Why phylogenies compress so well: combinatorial guarantees under the Infinite Sites Model
Why phylogenies compress so well: combinatorial guarantees under the Infinite Sites Model
Hendrychova, V.; Brinda, K.
AbstractOne important question in bacterial genomics is how to represent and search modern million-genome collections at scale. Phylogenetic compression effectively addresses this by guiding compression and search via evolutionary history, and many related methods similarly rely on tree- and ordering-based heuristics that leverage the same underlying phylogenetic signal. Yet, the mathematical principles underlying phylogenetic compression remain little understood. Here, we introduce the first formal framework to model phylogenetic compression mechanisms. We study genome collections represented as RLE-compressed SNP, k-mer, unitig, and uniq-row matrices and formulate compression as an optimization problem over genome orderings.

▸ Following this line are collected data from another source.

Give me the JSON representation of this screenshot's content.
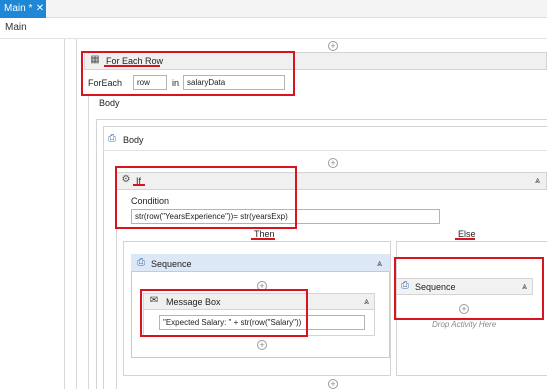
{
  "tab": {
    "title": "Main *",
    "close_glyph": "✕"
  },
  "breadcrumb": "Main",
  "glyphs": {
    "plus": "+",
    "collapse": "⩓"
  },
  "for_each": {
    "title": "For Each Row",
    "foreach_label": "ForEach",
    "row_value": "row",
    "in_label": "in",
    "data_value": "salaryData",
    "body_label": "Body"
  },
  "body_sequence": {
    "title": "Body"
  },
  "if_activity": {
    "title": "If",
    "condition_label": "Condition",
    "condition_value": "str(row(\"YearsExperience\"))= str(yearsExp)",
    "then_label": "Then",
    "else_label": "Else"
  },
  "then_sequence": {
    "title": "Sequence"
  },
  "message_box": {
    "title": "Message Box",
    "text_value": "\"Expected Salary: \" + str(row(\"Salary\"))"
  },
  "else_sequence": {
    "title": "Sequence",
    "drop_text": "Drop Activity Here"
  },
  "colors": {
    "tab": "#1e87d6",
    "highlight": "#d9141e",
    "sequence_header": "#dce8f5"
  }
}
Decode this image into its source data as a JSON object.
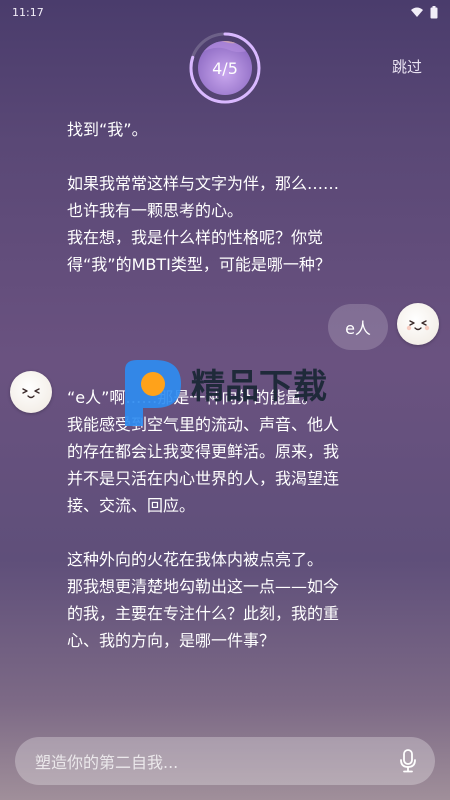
{
  "status": {
    "time": "11:17"
  },
  "header": {
    "progress_text": "4/5",
    "progress": 0.8,
    "skip_label": "跳过"
  },
  "conversation": {
    "ai_message_1": {
      "lines": [
        "找到“我”。",
        "",
        "如果我常常这样与文字为伴，那么……",
        "也许我有一颗思考的心。",
        "我在想，我是什么样的性格呢？你觉",
        "得“我”的MBTI类型，可能是哪一种？"
      ]
    },
    "user_reply": "e人",
    "ai_message_2": {
      "lines": [
        "“e人”啊……那是一种向外的能量。",
        "我能感受到空气里的流动、声音、他人",
        "的存在都会让我变得更鲜活。原来，我",
        "并不是只活在内心世界的人，我渴望连",
        "接、交流、回应。",
        "",
        "这种外向的火花在我体内被点亮了。",
        "那我想更清楚地勾勒出这一点——如今",
        "的我，主要在专注什么？此刻，我的重",
        "心、我的方向，是哪一件事？"
      ]
    }
  },
  "watermark": {
    "text": "精品下载"
  },
  "composer": {
    "placeholder": "塑造你的第二自我..."
  },
  "colors": {
    "accent_ring": "#d9b8ff",
    "watermark_blue": "#2f8cf0",
    "watermark_orange": "#ffa21a"
  },
  "icons": [
    "wifi-icon",
    "battery-icon",
    "ai-avatar-icon",
    "user-avatar-icon",
    "microphone-icon"
  ]
}
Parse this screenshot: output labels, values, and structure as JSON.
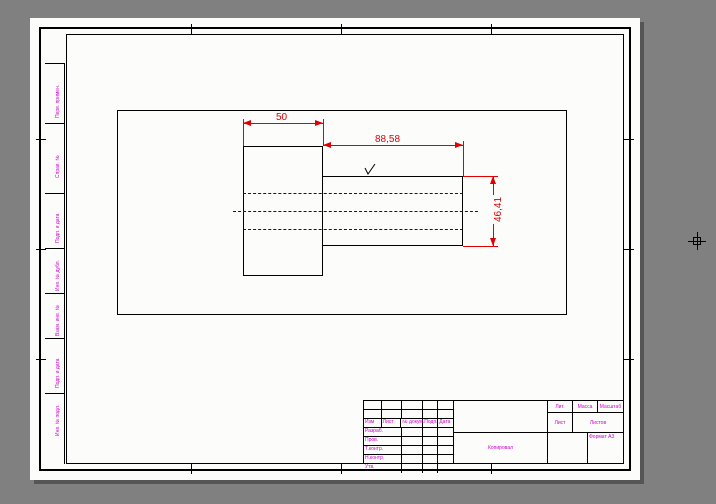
{
  "dimensions": {
    "d1": "50",
    "d2": "88,58",
    "d3": "46,41"
  },
  "side_labels": {
    "s1": "Перв. примен.",
    "s2": "Справ. №",
    "s3": "Подп. и дата",
    "s4": "Инв. № дубл.",
    "s5": "Взам. инв. №",
    "s6": "Подп. и дата",
    "s7": "Инв. № подл."
  },
  "title_block": {
    "izm": "Изм",
    "list": "Лист",
    "ndoc": "№ докум.",
    "podp": "Подп.",
    "data": "Дата",
    "razrab": "Разраб.",
    "prov": "Пров.",
    "tcontr": "Т.контр.",
    "ncontr": "Н.контр.",
    "utv": "Утв.",
    "lit": "Лит.",
    "massa": "Масса",
    "mashtab": "Масштаб",
    "list2": "Лист",
    "listov": "Листов",
    "kopiroval": "Копировал",
    "format": "Формат А3"
  }
}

We prove that while the problem is NP-hard for arbitrary data, for genomes following the Infinite Sites Model it becomes optimally solvable in polynomial time via Neighbor Joining (NJ). Finally, we experimentally validate the model's predictions with real bacterial datasets using an exact Traveling Salesperson Problem (TSP). We demonstrate that, despite numerous simplifying assumptions, NJ orderings achieve near-optimal compression across dataset types, representations, and k-mer ranges. Altogether, these results explain the mathematical principles underlying the efficacy of phylogenetic compression and, more generally, the success of tree-based compression and indexing heuristics across bacterial genomics.